Dissociation of mouse cardiac transplant rejection and donor alloantigen-specific T cell responsiveness.

Mouse hearts transplanted into MHC disparate donors are usually rejected 1 week after placement. It is widely accepted that alloantigen-reactive helper T lymphocytes (HTL) and cytotoxic T lymphocytes (CTL) are the key mediators of acute allograft rejection. This report demonstrates that the presence or absence of 'traditional' graft-reactive HTL and CTL is not necessarily related to allograft survival. In these studies, donor/recipient combinations disparate only at MHC or only at minor histocompatibility (mH) loci were employed.
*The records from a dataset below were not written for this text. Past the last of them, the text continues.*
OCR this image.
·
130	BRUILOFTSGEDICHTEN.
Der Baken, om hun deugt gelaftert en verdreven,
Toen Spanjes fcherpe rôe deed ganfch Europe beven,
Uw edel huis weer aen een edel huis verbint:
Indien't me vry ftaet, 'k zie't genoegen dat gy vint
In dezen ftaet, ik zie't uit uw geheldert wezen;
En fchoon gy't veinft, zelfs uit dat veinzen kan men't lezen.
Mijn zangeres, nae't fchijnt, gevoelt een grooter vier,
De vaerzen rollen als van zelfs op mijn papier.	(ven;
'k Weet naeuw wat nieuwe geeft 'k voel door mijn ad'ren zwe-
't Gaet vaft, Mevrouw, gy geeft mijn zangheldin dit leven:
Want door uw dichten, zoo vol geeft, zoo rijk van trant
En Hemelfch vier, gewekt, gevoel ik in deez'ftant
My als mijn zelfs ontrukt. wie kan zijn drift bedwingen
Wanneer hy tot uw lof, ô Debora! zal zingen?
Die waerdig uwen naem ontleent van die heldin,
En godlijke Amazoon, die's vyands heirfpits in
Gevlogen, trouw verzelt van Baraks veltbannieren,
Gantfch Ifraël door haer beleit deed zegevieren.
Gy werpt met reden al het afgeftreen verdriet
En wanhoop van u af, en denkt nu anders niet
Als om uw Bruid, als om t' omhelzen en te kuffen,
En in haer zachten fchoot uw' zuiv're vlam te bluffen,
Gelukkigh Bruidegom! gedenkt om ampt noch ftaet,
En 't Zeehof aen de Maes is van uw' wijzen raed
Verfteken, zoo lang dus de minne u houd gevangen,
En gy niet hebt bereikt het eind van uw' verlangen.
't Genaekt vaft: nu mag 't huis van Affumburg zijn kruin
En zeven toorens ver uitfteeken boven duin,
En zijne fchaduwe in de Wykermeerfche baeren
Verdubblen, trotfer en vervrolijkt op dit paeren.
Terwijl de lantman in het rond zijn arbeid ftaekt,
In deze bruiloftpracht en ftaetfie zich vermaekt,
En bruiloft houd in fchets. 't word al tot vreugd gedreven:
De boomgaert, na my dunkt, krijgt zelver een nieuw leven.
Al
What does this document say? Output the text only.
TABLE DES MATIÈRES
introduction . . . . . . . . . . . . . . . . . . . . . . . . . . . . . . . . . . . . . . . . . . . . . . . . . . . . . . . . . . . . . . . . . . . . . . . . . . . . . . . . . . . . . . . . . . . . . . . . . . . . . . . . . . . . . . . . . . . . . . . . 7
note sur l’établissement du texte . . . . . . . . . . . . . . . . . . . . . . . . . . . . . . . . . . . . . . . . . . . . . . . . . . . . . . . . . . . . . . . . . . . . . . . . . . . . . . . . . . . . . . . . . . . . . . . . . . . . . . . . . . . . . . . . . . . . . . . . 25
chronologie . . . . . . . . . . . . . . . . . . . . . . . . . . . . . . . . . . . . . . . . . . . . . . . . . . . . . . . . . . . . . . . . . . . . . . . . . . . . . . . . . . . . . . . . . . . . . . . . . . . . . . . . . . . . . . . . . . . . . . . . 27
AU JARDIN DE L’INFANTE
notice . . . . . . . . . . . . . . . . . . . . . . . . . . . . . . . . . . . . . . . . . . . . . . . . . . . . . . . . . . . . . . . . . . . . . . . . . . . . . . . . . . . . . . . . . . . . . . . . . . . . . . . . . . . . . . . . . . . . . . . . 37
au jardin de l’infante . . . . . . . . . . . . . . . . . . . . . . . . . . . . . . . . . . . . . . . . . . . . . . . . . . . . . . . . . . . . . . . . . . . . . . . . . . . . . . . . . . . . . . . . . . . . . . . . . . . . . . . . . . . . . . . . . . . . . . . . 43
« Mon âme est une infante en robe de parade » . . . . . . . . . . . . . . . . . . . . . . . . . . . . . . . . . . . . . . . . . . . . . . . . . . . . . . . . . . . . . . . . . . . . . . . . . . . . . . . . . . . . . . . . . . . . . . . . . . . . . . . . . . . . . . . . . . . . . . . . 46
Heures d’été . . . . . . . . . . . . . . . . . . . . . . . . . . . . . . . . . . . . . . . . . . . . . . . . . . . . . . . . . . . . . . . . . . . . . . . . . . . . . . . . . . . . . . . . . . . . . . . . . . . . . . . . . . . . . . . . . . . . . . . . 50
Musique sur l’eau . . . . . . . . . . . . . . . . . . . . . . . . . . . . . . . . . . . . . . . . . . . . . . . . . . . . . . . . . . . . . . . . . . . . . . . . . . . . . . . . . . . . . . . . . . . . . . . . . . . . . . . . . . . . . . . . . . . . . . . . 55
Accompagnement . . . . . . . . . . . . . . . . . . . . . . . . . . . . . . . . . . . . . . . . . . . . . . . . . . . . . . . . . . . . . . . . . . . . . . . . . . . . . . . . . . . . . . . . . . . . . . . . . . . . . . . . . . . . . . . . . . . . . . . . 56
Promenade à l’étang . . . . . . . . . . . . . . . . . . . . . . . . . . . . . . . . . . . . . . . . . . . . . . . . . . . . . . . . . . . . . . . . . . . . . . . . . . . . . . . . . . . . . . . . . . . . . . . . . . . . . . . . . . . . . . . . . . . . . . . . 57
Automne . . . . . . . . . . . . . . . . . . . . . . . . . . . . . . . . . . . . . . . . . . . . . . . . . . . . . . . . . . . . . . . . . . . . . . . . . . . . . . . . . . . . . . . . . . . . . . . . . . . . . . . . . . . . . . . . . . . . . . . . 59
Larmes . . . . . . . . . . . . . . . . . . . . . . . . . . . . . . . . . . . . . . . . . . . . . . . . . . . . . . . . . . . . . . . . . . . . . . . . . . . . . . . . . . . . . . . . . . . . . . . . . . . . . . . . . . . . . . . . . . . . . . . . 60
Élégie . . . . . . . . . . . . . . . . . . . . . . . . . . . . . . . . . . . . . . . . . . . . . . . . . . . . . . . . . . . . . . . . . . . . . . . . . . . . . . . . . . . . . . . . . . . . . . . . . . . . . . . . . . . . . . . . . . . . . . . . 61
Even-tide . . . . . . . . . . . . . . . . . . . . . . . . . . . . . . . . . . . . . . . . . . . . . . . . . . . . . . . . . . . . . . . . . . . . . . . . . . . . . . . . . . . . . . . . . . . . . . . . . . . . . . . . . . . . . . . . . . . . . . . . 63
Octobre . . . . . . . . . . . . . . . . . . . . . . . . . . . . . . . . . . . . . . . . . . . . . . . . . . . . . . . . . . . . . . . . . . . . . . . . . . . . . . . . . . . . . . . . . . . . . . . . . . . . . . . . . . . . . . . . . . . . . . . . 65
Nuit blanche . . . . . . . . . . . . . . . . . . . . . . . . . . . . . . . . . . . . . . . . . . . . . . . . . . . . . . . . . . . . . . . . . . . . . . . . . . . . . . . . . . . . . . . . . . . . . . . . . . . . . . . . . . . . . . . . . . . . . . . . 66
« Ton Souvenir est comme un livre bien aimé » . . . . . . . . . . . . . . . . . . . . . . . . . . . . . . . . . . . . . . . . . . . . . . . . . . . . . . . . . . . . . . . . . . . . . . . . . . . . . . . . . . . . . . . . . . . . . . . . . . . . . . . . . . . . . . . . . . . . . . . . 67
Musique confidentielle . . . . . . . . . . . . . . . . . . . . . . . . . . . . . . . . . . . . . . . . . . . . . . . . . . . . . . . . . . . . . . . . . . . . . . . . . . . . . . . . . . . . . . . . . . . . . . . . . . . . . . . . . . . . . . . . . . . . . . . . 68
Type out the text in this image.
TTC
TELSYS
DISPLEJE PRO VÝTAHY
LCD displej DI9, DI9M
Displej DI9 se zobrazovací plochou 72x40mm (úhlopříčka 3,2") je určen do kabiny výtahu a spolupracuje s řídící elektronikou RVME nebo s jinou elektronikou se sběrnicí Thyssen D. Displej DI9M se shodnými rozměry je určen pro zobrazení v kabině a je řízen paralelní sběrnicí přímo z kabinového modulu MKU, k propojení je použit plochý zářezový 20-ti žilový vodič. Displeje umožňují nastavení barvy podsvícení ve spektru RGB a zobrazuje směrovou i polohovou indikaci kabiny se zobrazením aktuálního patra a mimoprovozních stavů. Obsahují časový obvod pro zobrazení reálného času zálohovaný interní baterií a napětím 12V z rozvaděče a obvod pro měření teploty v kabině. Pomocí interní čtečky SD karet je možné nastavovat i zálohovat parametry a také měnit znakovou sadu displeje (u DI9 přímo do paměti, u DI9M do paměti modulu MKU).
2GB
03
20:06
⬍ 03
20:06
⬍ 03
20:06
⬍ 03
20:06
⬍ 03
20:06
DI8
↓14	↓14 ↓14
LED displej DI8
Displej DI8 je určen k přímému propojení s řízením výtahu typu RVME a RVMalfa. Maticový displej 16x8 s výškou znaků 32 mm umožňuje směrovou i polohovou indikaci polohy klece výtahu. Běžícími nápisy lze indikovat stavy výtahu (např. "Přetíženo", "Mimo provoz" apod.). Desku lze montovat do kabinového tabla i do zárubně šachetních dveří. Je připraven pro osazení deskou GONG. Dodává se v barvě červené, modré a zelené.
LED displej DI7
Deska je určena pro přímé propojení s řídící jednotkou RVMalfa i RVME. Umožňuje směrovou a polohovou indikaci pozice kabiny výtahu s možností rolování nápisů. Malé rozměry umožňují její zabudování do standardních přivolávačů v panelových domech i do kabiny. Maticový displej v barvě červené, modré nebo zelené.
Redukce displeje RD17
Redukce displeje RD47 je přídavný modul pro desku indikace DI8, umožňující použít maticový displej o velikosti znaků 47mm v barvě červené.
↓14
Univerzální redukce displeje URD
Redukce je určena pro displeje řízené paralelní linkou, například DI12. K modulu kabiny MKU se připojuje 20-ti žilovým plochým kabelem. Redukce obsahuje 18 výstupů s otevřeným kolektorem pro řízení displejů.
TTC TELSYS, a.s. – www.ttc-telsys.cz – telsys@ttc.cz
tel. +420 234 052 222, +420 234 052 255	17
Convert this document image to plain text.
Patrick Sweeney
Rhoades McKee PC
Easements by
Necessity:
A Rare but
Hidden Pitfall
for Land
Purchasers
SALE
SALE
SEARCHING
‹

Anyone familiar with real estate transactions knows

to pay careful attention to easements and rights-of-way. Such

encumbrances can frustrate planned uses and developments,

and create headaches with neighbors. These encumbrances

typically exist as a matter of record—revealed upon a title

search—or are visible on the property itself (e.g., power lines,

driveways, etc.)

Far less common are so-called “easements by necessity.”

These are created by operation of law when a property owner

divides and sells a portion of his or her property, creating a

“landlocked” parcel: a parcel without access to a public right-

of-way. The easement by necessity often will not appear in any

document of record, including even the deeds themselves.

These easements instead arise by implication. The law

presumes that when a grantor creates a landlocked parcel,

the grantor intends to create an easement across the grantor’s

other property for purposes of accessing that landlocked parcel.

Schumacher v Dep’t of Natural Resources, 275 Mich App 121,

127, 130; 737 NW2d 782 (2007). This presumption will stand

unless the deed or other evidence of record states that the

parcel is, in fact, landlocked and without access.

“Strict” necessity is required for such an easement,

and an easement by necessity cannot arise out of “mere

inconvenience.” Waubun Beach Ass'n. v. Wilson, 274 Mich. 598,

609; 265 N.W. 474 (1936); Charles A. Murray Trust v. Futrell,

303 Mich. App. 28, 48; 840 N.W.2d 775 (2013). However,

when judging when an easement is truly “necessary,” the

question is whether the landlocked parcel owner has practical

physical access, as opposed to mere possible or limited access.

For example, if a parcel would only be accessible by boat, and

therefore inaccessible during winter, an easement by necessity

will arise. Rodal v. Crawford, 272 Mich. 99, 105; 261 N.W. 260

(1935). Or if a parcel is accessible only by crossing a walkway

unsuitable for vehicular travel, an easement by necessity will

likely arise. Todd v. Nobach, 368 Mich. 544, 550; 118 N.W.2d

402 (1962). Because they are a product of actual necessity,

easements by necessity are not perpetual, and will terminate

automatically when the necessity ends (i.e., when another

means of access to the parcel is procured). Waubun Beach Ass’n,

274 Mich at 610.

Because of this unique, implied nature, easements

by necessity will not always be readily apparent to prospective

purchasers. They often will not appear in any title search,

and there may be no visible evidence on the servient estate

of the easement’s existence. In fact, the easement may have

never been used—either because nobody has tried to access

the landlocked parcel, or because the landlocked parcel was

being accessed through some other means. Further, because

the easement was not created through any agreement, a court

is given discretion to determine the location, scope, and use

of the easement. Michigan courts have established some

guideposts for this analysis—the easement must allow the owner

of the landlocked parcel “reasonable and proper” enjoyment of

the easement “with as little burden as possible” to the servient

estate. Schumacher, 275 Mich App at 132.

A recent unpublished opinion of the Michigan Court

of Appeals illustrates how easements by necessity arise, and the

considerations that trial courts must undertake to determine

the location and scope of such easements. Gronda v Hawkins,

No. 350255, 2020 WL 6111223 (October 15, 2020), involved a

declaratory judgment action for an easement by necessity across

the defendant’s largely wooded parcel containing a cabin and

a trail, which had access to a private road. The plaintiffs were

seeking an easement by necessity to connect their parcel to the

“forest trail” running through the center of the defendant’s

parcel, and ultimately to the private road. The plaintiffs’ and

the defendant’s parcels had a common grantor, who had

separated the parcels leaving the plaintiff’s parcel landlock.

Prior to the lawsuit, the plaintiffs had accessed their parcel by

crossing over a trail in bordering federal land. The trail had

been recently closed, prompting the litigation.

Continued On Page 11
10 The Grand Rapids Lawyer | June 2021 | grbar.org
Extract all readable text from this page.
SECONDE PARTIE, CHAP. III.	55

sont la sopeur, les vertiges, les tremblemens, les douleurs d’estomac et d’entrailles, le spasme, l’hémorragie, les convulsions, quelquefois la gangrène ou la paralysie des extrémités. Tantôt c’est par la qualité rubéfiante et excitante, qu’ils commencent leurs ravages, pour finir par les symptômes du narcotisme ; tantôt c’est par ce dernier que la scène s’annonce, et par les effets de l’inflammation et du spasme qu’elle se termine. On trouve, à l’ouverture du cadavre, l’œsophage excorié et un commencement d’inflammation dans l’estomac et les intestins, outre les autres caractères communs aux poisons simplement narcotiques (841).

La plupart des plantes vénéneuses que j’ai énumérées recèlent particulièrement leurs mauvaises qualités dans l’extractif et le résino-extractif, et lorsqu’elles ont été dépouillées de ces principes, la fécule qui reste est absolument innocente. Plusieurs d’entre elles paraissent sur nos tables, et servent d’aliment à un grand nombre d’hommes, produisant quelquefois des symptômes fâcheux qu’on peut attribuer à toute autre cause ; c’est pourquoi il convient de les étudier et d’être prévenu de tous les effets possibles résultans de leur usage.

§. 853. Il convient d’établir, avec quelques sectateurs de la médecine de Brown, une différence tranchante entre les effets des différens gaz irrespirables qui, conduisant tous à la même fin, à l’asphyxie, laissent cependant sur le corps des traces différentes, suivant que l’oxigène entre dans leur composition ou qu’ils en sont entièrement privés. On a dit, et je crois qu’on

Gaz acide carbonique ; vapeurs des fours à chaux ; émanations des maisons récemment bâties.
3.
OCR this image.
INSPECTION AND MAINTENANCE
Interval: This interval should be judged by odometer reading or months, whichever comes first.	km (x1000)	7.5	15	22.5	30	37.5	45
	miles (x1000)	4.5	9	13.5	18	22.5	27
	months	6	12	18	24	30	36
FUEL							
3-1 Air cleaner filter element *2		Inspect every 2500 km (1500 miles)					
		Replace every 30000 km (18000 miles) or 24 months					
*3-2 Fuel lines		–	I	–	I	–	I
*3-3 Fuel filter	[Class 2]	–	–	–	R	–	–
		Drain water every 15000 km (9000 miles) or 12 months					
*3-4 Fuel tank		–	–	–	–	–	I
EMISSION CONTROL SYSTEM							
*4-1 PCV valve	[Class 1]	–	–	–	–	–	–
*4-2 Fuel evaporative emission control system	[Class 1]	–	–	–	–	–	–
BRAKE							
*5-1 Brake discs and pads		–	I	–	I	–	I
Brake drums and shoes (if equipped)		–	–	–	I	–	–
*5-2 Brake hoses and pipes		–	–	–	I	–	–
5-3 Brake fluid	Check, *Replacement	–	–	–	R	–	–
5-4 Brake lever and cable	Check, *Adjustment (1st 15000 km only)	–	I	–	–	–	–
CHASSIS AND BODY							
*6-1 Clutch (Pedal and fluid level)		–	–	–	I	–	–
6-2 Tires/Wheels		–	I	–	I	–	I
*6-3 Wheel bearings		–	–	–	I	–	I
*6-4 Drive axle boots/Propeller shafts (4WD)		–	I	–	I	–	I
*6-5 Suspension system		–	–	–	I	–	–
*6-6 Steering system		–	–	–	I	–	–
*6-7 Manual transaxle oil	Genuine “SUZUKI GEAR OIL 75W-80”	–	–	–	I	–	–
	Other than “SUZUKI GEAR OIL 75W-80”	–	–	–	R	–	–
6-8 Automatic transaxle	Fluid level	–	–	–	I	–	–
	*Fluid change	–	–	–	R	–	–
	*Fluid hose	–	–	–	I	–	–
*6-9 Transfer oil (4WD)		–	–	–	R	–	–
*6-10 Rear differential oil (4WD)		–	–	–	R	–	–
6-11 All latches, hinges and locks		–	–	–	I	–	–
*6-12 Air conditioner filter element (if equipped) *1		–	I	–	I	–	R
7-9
Allograft survival was monitored, donor-reactive IL-2 (interleukin-2) producing HTL and CTL were quantified by modified limiting dilution analysis, and serum levels of cytolytic alloantibody were determined. C57BL/10 hearts (H-2b) transplanted into B10.BR (H-2k) recipients (full MHC disparity) enjoyed prolonged survival despite massive infiltration of the allograft by donor-reactive HTL and CTL. IgM, but not IgG, donor-reactive alloantibody was present in the sera of these mice. Hence, traditional IL-2 producing HTL and CTL were not capable of mediating acute graft rejection, nor of providing help for alloantibody isotype switching in this MHC disparate combination. In contrast, C3H/HeN (H-2k) hearts transplanted into B10.BR (H-2k) recipients (mH disparity only) were acutely rejected. Donor-reactive HTL and CTL were rare or not detectable in these recipients, and cytolytic alloantibody was not detectable. Similar observations were made when B10.BR hearts were transplanted into C3H/HeN recipients. Interestingly, treatment of recipients with anti-CD4 monoclonal antibody prevented rejection of mH disparate allografts. Therefore, CD4+ T cells were required for rejection of mH disparate allografts, but this process was independent of detectable IL-2 production or CTL function. Hence, the significance of monitoring 'traditional' T cell functions should be questioned in certain donor/recipient combinations.